For many small businesses, there are several ways to calculate profitability. The break-even point one way. It is the minimum sales you need to recover your costs.
If you’re a retailer and you buy a trunk full of clothes for $400, and you know you can sell them for $800, what is the break even point? The break even point is $400, the amount to recoup your initial costs. If you have any sales past $400, then you make a profit. Hopefully you can sell all of the clothes at full price and make $400 from the trunk full of clothes.

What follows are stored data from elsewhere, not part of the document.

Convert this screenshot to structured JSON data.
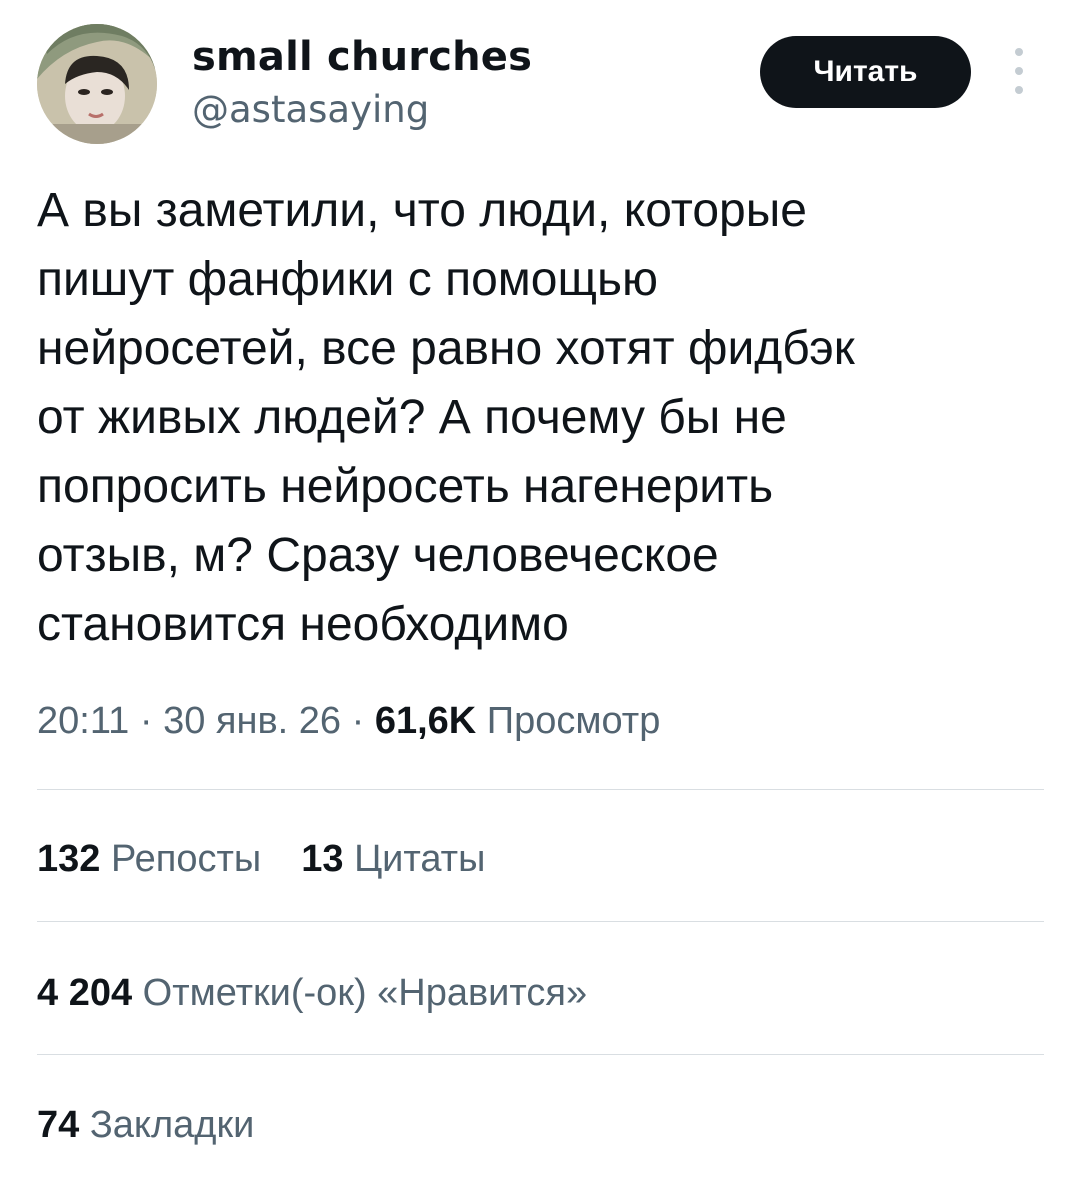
{
  "author": {
    "name": "small churches",
    "handle": "@astasaying"
  },
  "follow_button": {
    "label": "Читать"
  },
  "tweet": {
    "lines": [
      "А вы заметили, что люди, которые",
      "пишут фанфики с помощью",
      "нейросетей, все равно хотят фидбэк",
      "от живых людей? А почему бы не",
      "попросить нейросеть нагенерить",
      "отзыв, м? Сразу человеческое",
      "становится необходимо"
    ]
  },
  "meta": {
    "time": "20:11",
    "sep1": " · ",
    "date": "30 янв. 26",
    "sep2": " · ",
    "views_count": "61,6K",
    "views_label": "Просмотр"
  },
  "stats": {
    "reposts": {
      "count": "132",
      "label": "Репосты"
    },
    "quotes": {
      "count": "13",
      "label": "Цитаты"
    },
    "likes": {
      "count": "4 204",
      "label": "Отметки(-ок) «Нравится»"
    },
    "bookmarks": {
      "count": "74",
      "label": "Закладки"
    }
  },
  "colors": {
    "text_primary": "#0f1419",
    "text_secondary": "#536471",
    "button_bg": "#0f1419",
    "divider": "#d9dee2"
  },
  "icons": {
    "more": "more-vertical-icon"
  }
}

If you are an online business, you can use the same basic calculation. For example, the monthly software for your online courses costs $100. For the year, your total costs are $1,200. You need to sell $1,200 worth of goods and services to break even. If you are selling your online course for $50, then you need to sell 24 courses to break even ($1200/$50). Any sales after 24 courses are then considered profit. Profit is the point when you can eat more than ramen noodles and move out of your parents’ house.
This is the simplistic version of calculating break even points. There’s also differences between accounting and financial break even analysis. You can also add in variable and fixed costs to your project as well.
Here’s a final example. Let’s suppose you are a 10 year-old entrepreneur planning to operate a neighborhood lemonade stand next Saturday. You, it’s more like your mom, spent $50 on lemons, sugar, cups, a table cloth, and a poster board sign. You want to pay yourself $15 an hour and work from 11 a.m. to 1 p.m. Now your total costs are $80 ($15 an hour X 2 hours = $30. Then add $50 costs plus $30 labor = $80 total). You believe that with your cute, crooked smile and freckles, you can sell the lemonade for $2 a glass. You need to sell 40 glasses of lemonade to break even ($80 total costs divided by $2 a glass = 40 glasses). For two hours, that is almost one glass every three minutes. It’s a hot day so you think you will be successful and will sell more than 40 glasses! Anything more than 40 glasses is a profit.
We could also add another layer of this and pretend that you are the super hustler and sold out of your supplies. Your poor mom makes a quick dash to the store and buys $20 worth of lemons, sugar, and cups. Now your new total costs are $100 ($80 +$20). At $2 a glass, you need to sell 50 glasses to break even.
Now you know some basic financial analysis and how to calculate a basic break even point. So get out there and make some lemonade from lemons!